Wings I noticed a shift in myself as a writer with my question to her.  As a more immature practitioner, if I had the opportunity to ask, the questions were always about “How do I get published?” Now I want to know, “How do you give yourself permission to write, to be a writer full time?” Maybe for other writers, the question really is how to publish.  For me, it’s about a whole life. It’s not just that I need to write and submit, but that I need to learn how to live, and the writing is part of the process.  I can share during, and then when I figure out some stuff, I can polish and publish it, share it with others who need the encouragement and resources.

Laura signed my copy of her book, The Queen of Water, “Fill your writing journey with joy!”  Today, feeling weak, hollowed out, and tired, with so much to catch up on and do, I am hopeful, committed to showing up, but also learning to pace myself, learning to live full time, with joy, and sharing the process.

Picture by Erik Sagen

Three Truths and One Wish

I was reading author Laura Resau’s blog today.  We are reading her latest book, “The Queen of Water” in my book group (I stayed up until 11 p.m. reading last night! Typically, I get in bed “to read” around 8:45 p.m. and am asleep with my face in the book ten minutes later), and she is going to come to our next meeting, (she lives locally, and one person in our group knows her–so lucky).

I stumbled across a post she wrote about the space where she writes: a silver camper from the 50’s that’s parked in her driveway.  I love it so much, it hurts.

I cried reading about it.  I posted a status update on Facebook that said:

Dear Uni-Verse (One Song),
I cried when I read this, http://lauraresau.blogspot.com/2010/07/trailer-tour-at-long-last.html. What do I need to do? I am ready to do it, I just don’t know how. You know the specifics of my situation, the details, so please send the appropriate help, and pretend like I am really stupid and make it really clear what I am supposed to do. Pretty please.
Thank you and amen.
Love you.
Love,
Me

Then, as I was thinking of what three truths and one wish I would post, it came to me.

1. Truth: You know what you want. I do. I really do. A deep down knowing, an ancient thing that I have tried to deny, tried to pacify, a truth I have betrayed time and time again. I read this description of Laura’s writing space and her process, and my stomach hurt.  It wasn’t simple envy or jealously. My whole body said “yes, this is it, this is the thing.”

2. Truth: You can have what you want. I have no idea how this is going to work, how I am going to get there, or what the specific details will be, I just know that somehow I will get there. I have to. I’ve known for a very long time that the only thing stopping me, is me.  But wow, do I have some stories to tell about why I can’t or shouldn’t.

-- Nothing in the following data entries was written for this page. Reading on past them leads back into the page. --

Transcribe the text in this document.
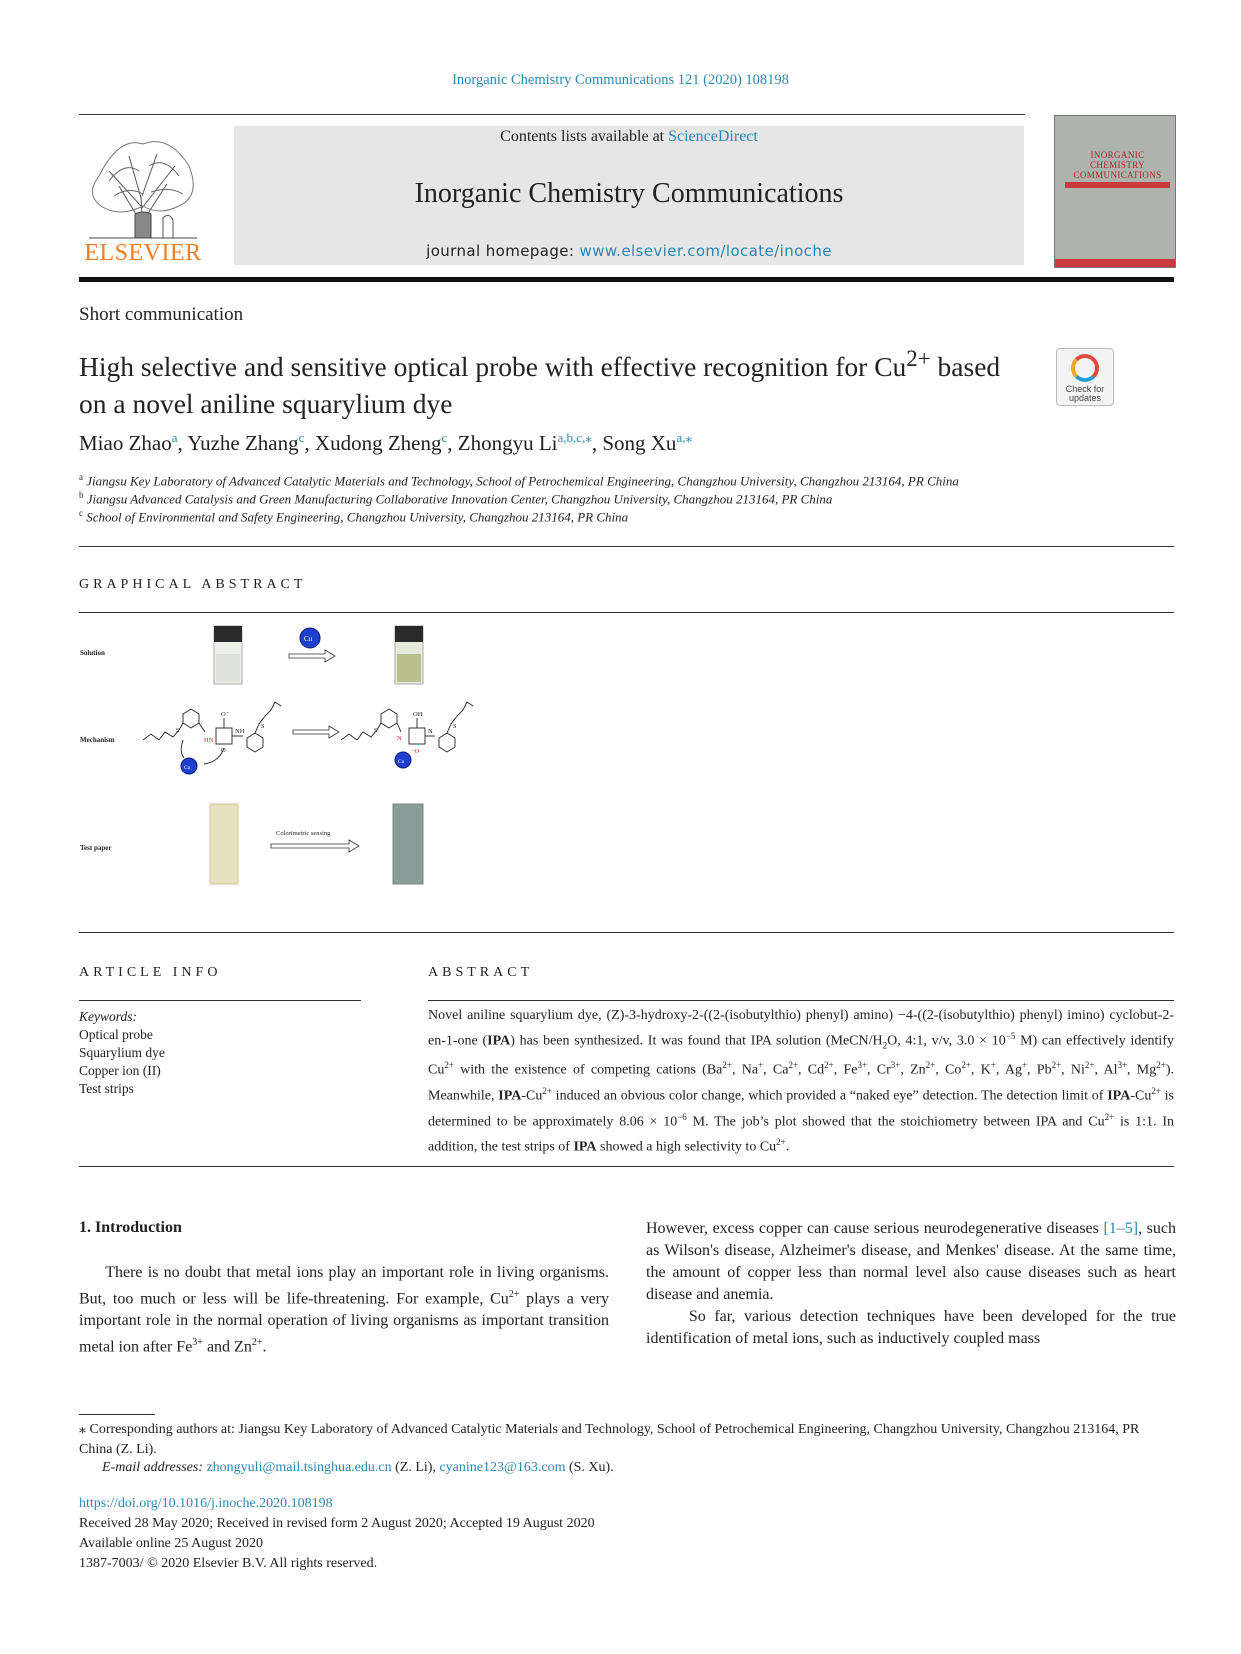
Inorganic Chemistry Communications 121 (2020) 108198
ELSEVIER
Contents lists available at ScienceDirect
Inorganic Chemistry Communications
journal homepage: www.elsevier.com/locate/inoche
INORGANIC CHEMISTRY COMMUNICATIONS
Short communication
High selective and sensitive optical probe with effective recognition for $Cu^{2+}$ based on a novel aniline squarylium dye	Check for updates
Miao Zhao$^a$, Yuzhe Zhang$^c$, Xudong Zheng$^c$, Zhongyu $Li^{a,b,c,⁎}$, Song $Xu^{a,⁎}$
$^a$ Jiangsu Key Laboratory of Advanced Catalytic Materials and Technology, School of Petrochemical Engineering, Changzhou University, Changzhou 213164, PR China
$^b$ Jiangsu Advanced Catalysis and Green Manufacturing Collaborative Innovation Center, Changzhou University, Changzhou 213164, PR China
$^c$ School of Environmental and Safety Engineering, Changzhou University, Changzhou 213164, PR China
GRAPHICAL ABSTRACT
Solution
Mechanism
Test paper
Cu
HN
O⁻
O
NH
S
S
Cu
N
OH
−O
N
S
S
Cu
Colorimetric sensing
ARTICLE INFO	ABSTRACT
Keywords:
Optical probe
Squarylium dye
Copper ion (II)
Test strips
Novel aniline squarylium dye, (Z)-3-hydroxy-2-((2-(isobutylthio) phenyl) amino) −4-((2-(isobutylthio) phenyl) imino) cyclobut-2-en-1-one (IPA) has been synthesized. It was found that IPA solution ($MeCN/H_2O$, 4:1, v/v, $3.0 \times 10^{-5}$ M) can effectively identify $Cu^{2+}$ with the existence of competing cations ($Ba^{2+}$, Na+, $Ca^{2+}$, $Cd^{2+}$, $Fe^{3+}$, $Cr^{3+}$, $Zn^{2+}$, $Co^{2+}$, K+, Ag+, $Pb^{2+}$, $Ni^{2+}$, $Al^{3+}$, $Mg^{2+}$). Meanwhile, IPA-$Cu^{2+}$ induced an obvious color change, which provided a “naked eye” detection. The detection limit of IPA-$Cu^{2+}$ is determined to be approximately $8.06 \times 10^{-6}$ M. The job’s plot showed that the stoichiometry between IPA and $Cu^{2+}$ is 1:1. In addition, the test strips of IPA showed a high selectivity to $Cu^{2+}$.
1. Introduction
There is no doubt that metal ions play an important role in living organisms. But, too much or less will be life-threatening. For example, $Cu^{2+}$ plays a very important role in the normal operation of living organisms as important transition metal ion after $Fe^{3+}$ and $Zn^{2+}$.
However, excess copper can cause serious neurodegenerative diseases [1–5], such as Wilson's disease, Alzheimer's disease, and Menkes' disease. At the same time, the amount of copper less than normal level also cause diseases such as heart disease and anemia.
So far, various detection techniques have been developed for the true identification of metal ions, such as inductively coupled mass
⁎ Corresponding authors at: Jiangsu Key Laboratory of Advanced Catalytic Materials and Technology, School of Petrochemical Engineering, Changzhou University, Changzhou 213164, PR China (Z. Li).
E-mail addresses: zhongyuli@mail.tsinghua.edu.cn (Z. Li), cyanine123@163.com (S. Xu).
https://doi.org/10.1016/j.inoche.2020.108198
Received 28 May 2020; Received in revised form 2 August 2020; Accepted 19 August 2020
Available online 25 August 2020
1387-7003/ © 2020 Elsevier B.V. All rights reserved.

3. Truth: You know what to do. Take the tiniest step, take a deep breath, take another step, another breath.  Keep moving, keep showing up.  Jennifer Louden, mother goddess of comfort and wisdom, wrote a blog post just today called “Are You Avoiding Your Heart’s Desire?” Gulp. yes. In the post, she says “To find and live your unfolding heart’s desire, your deepest truth, requires burning.”  I have lit the match.

  • I wish to burn, dismantle, come apart and fall to pieces, become who I am, finally arrive where I always have been. When Jennifer says “Finding and living your calling is all about peeling the onion of your resistance and your sputtering ‘but but but’ until you get to the heart of it,” I want to say “amen” and begin.  Onions will be peeled, fires will burn, and there will be crying and gnashing of teeth and smoke, but I think it will be so worth it.